Ready? Here goes. This contraption costs more than 1,800 Canadian dollars.

But we got one for Freddie, of course. I've never met a gadget that I'm not at least a little interested in buying. And, like I said, sleep is important to me, and we had heard enough glowing reviews of the Snoo that we figured it could be worth a shot.

Two things really helped us make the decision.

First, instead of paying the huge cost to buy a Snoo, you can just rent one. We were able to source a three-month rental from Birth by the Doula Way. The cost was much more reasonable than a purchase, and it builds in some protection in the event your baby just doesn't like the Snoo for whatever reason. At the end of the rental period, you can just return it and pretend the whole thing never happened and that you would never do anything so absurd as considering spending $1,800 on a bassinet.

Second, we were going to need some kind of sleeping product anyway, whether that be a full-size crib, some kind of regular non-smart bassinet, or a co-sleeping solution like a sidecar crib. We weren't so big on the idea of bed-sharing, but also understood that sometimes that's the only sleep solution that works for parents.
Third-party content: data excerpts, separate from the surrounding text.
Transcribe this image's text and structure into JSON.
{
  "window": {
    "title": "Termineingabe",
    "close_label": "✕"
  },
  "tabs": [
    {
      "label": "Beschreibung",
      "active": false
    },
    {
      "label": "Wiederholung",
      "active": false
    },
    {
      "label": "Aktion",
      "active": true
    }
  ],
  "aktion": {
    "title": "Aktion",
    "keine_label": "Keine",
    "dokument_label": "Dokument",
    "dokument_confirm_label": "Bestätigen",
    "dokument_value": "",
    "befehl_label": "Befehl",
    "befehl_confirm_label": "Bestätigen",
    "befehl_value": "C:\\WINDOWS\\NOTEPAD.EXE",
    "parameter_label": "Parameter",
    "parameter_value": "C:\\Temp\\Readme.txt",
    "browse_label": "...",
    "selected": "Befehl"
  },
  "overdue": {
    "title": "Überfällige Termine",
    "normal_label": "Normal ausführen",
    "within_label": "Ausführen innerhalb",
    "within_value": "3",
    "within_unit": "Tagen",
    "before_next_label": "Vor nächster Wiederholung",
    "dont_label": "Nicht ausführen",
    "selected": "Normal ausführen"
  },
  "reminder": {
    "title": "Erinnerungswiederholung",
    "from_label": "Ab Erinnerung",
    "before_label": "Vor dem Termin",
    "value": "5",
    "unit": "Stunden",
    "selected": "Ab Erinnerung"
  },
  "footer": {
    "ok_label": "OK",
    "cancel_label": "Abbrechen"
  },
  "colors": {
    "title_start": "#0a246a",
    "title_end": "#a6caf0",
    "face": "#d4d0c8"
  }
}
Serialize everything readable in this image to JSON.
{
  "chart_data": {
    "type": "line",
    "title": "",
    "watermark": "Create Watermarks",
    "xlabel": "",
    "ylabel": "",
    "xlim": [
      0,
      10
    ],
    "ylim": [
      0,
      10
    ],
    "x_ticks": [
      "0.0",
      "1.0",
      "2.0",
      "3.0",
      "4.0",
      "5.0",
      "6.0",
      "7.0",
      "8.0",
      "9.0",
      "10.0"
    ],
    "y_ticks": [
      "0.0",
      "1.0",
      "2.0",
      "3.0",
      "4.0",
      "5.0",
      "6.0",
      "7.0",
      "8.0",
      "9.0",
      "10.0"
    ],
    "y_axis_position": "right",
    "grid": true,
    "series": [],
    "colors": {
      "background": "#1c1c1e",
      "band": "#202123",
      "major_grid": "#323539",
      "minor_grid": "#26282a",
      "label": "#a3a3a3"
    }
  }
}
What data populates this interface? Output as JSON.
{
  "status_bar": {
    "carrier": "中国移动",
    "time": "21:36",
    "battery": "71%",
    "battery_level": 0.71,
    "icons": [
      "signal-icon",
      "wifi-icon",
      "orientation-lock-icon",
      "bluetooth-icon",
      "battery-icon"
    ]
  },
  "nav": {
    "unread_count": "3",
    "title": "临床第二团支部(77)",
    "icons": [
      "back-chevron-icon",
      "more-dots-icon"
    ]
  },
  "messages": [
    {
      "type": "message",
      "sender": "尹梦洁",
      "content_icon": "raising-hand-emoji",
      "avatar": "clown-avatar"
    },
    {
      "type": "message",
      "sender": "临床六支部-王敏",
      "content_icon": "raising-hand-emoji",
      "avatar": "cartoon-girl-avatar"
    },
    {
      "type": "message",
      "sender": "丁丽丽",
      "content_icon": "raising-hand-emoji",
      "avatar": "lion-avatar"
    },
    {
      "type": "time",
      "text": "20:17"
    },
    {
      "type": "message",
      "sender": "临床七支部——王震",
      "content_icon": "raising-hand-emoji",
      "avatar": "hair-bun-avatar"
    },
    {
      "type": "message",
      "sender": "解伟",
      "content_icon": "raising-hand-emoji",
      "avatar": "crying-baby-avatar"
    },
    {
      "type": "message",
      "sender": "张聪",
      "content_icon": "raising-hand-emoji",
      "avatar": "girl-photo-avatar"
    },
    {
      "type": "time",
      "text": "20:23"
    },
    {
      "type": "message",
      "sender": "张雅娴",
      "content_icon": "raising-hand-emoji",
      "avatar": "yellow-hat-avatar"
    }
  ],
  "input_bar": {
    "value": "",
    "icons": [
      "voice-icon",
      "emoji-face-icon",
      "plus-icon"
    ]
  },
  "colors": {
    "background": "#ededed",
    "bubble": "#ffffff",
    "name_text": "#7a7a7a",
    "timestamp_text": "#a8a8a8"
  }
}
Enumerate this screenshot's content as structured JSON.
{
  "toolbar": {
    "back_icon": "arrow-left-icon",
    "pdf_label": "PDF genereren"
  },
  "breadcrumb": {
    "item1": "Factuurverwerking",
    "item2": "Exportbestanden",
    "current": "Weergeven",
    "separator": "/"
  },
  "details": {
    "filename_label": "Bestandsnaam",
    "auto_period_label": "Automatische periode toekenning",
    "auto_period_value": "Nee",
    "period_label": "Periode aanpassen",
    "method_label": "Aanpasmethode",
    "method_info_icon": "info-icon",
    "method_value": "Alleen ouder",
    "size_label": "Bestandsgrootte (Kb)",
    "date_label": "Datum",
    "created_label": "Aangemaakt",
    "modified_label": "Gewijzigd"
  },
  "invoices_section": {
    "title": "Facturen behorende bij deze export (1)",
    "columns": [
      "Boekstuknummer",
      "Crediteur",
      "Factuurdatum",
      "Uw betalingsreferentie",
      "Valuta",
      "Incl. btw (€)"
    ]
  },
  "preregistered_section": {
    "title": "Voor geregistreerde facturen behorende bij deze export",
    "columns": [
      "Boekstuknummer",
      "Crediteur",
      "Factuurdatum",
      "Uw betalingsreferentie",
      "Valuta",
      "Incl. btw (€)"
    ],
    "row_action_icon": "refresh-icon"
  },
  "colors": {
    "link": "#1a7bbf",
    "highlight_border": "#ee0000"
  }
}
The problem is that babies are all different, and there's no way of knowing how they'll like to sleep — or if they'll like to sleep — until they're here. So I liked the idea that the Snoo rental gave us some flexibility to see what works and what doesn't. (You can always unplug the Snoo and just use it as a regular un-smart bassinet.)  

And so the Snoo arrived at our house on December 15, which happened to be the same day Erin gave birth, almost two weeks early. Really maximized our rental time.

Did it work? Well, that's hard to say, objectively. To run a valid experiment, I'd probably need to have like ten babies using Snoos each night, and ten babies not using Snoos as a control group. And I'd need to account for various external factors like environment, food, overall health... Look, I'm not going to do any of this.

So all I can tell you is that Freddie's Snoo sleep started out like this — this is 12 days after he was born, according to the app:

Screenshot of Snoo app
Snoo report for December 27, 2021. The blue areas are sleep.

  And ended up like this — this is just shy of eight weeks:

Screenshot of Snoo app
Snoo report for Feb 5, 2022.

We liked it enough that I pretty quickly extended the rental period by another two months. We have it until May 15, though I have now boxed it up. Freddie successfully transitioned into his own big-guy crib last weekend.

Photo of a nursery with crib and Snoo
Freddie's new crib (left) beside his old Snoo (right).

Would he have been a good sleeper without the Snoo? Probably. He's a unicorn baby. He does unicorn things. But I've got to believe that it helped, even if only at the margins. And given that sleep deprivation seems to be at the root of almost everything that can make the newborn stage so harrowing, it seems worth spending the money — if you've got it — on things that can alleviate it.

If you just can't get over the cost — even of the rental option — I get it. But for new and prospective parents, I'd counter with this: you've got a kid now. You're probably going to spend a lot of money buying the kid stupid shit over the next eighteen years, or more. It's baked in.

When I was a kid, I successfully begged my parents for several varieties of Super Soaker water guns, convinced that I'd be publicly shamed if I had Super Soakers that were rated below the Super Soakers of my friends for any given summertime water fight season. There were hundreds upon hundreds of dollars wasted on light-up shoes, Pogs (and slammers, of course) and silly video game accessories like the Super Scope 6 that chewed through six AA batteries in what felt like 20 minutes.

Kids aren't cheap. And the Snoo is, at least, one extravagant and ridiculous purchase for your kid that might actually benefit you as the parent. Sleep is a precious resource. Makes sense to value it.